Alongside the conference, 2015 saw the release of a KPMG report that identified fintech as a promising and feasible proposition for Jersey, alongside Digital Health and Jersey as a new technology testbed.

We’ve also seen closer collaboration between Digital Jersey and Jersey Finance in this time, with our joint steering group running for six months. And both organisations working together and reporting to the Chief Minister’s Office. 

Fintech Unconference

The Unconference had three main aims:

• To encourage an equal balance of engagement between ‘fins’ and ‘techs’ 

• To provide an informal space for both industries to come together, share ideas and build beneficial relationships

• To go beyond talk and identify specific proposition development groups to set up, focused on areas where Jersey has a strong likelihood of success and can expect tangible results in 6-12 months

Following the success of our digital health workshop, we’ve seen the formulation of viable and innovative propositions that could make a real impact on the medical industry. The aim was to do the same for fintech with this Unconference.

We heard initially from KPMG’s Jason Laity and Rob Kirkby, who explored the findings of 2015’s KPMG Digital Jersey Opportunity Analysis in relation to fintech.

We then had a very entertaining session with Dave Birch, who challenged attendees to think about the Pony Express – and asked for suggestions about what strategy we would adopt were we directors of the beleaguered postal service. 

It was a fantastic opportunity for us to reframe the challenges of fintech by taking a radical step back. My favourite Pony Express suggestions were ‘riderless horses’ and shorter, lighter messages of ‘140 characters or less’, although no-one thought that one would catch on!

In line with the attendee-led nature of unconferences, we asked attendees to jot down ideas they wanted to discuss on Post-Its, and Dave, with Jersey Finance and Digital Jersey, identified the main talking points. 

The first round looked at artificial intelligence, payments, KYC and Blockchain, with attendees choosing the topic most relevant to them and a spokesperson reporting back to the conference. 
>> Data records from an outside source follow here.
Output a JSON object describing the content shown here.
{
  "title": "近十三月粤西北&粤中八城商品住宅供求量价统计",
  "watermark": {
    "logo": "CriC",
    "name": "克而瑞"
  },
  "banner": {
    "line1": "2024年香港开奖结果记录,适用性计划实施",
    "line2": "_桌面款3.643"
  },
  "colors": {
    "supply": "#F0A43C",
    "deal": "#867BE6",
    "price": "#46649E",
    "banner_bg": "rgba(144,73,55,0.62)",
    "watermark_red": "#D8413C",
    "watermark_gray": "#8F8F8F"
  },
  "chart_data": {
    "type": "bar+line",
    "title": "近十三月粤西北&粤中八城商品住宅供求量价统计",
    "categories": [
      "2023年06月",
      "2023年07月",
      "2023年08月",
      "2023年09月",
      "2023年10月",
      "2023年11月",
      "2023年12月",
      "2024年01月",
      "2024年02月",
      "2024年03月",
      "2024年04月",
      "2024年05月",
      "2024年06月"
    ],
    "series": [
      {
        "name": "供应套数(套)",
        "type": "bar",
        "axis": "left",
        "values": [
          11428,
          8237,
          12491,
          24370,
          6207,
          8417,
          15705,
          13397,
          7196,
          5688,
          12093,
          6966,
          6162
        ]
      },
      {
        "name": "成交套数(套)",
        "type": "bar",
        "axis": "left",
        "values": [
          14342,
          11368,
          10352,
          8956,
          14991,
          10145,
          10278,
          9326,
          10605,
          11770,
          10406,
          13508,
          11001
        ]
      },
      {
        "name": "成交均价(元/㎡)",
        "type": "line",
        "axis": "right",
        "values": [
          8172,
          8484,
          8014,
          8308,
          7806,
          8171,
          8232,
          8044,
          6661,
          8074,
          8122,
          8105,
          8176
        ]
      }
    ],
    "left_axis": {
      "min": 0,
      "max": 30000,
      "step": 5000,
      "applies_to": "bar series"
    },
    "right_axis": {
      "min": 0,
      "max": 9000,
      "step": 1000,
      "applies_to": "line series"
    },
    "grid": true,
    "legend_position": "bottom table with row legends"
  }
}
The next round focused on data privacy, skills, cyber security and ‘Jersey as a Platform’ – a concept that looks at jurisdictional initiatives to be used as a platform for the private sector, such as a financial passport. 

Questions included whether government could put in place an ID scheme like the Estonian eresidency model, among other features we could put in place to ensure Jersey is as hospitable and advanced as possible for digital businesses.

What next?

This unconference was all about action – seeing what’s needed, what’s possible and taking our next steps from there. We’re going to work closely with JFL to set up proposition development groups focused on four major areas identified at the unconference:

• Virtual currencies (building on work already taking place with SoJ)
• Blockchain
• Regtech/KYC
• Wealth management platforms

Both agencies will work to build these groups to ensure all key players and those who have expressed a particular interest are invited to join initial meetings. The idea for these groups is to deliver trial products in six to twelve months, which means we need to make sure that all the barriers that could get in the way of the financial and digital sectors working together are removed – be they issues with regulation, funding, skills or more.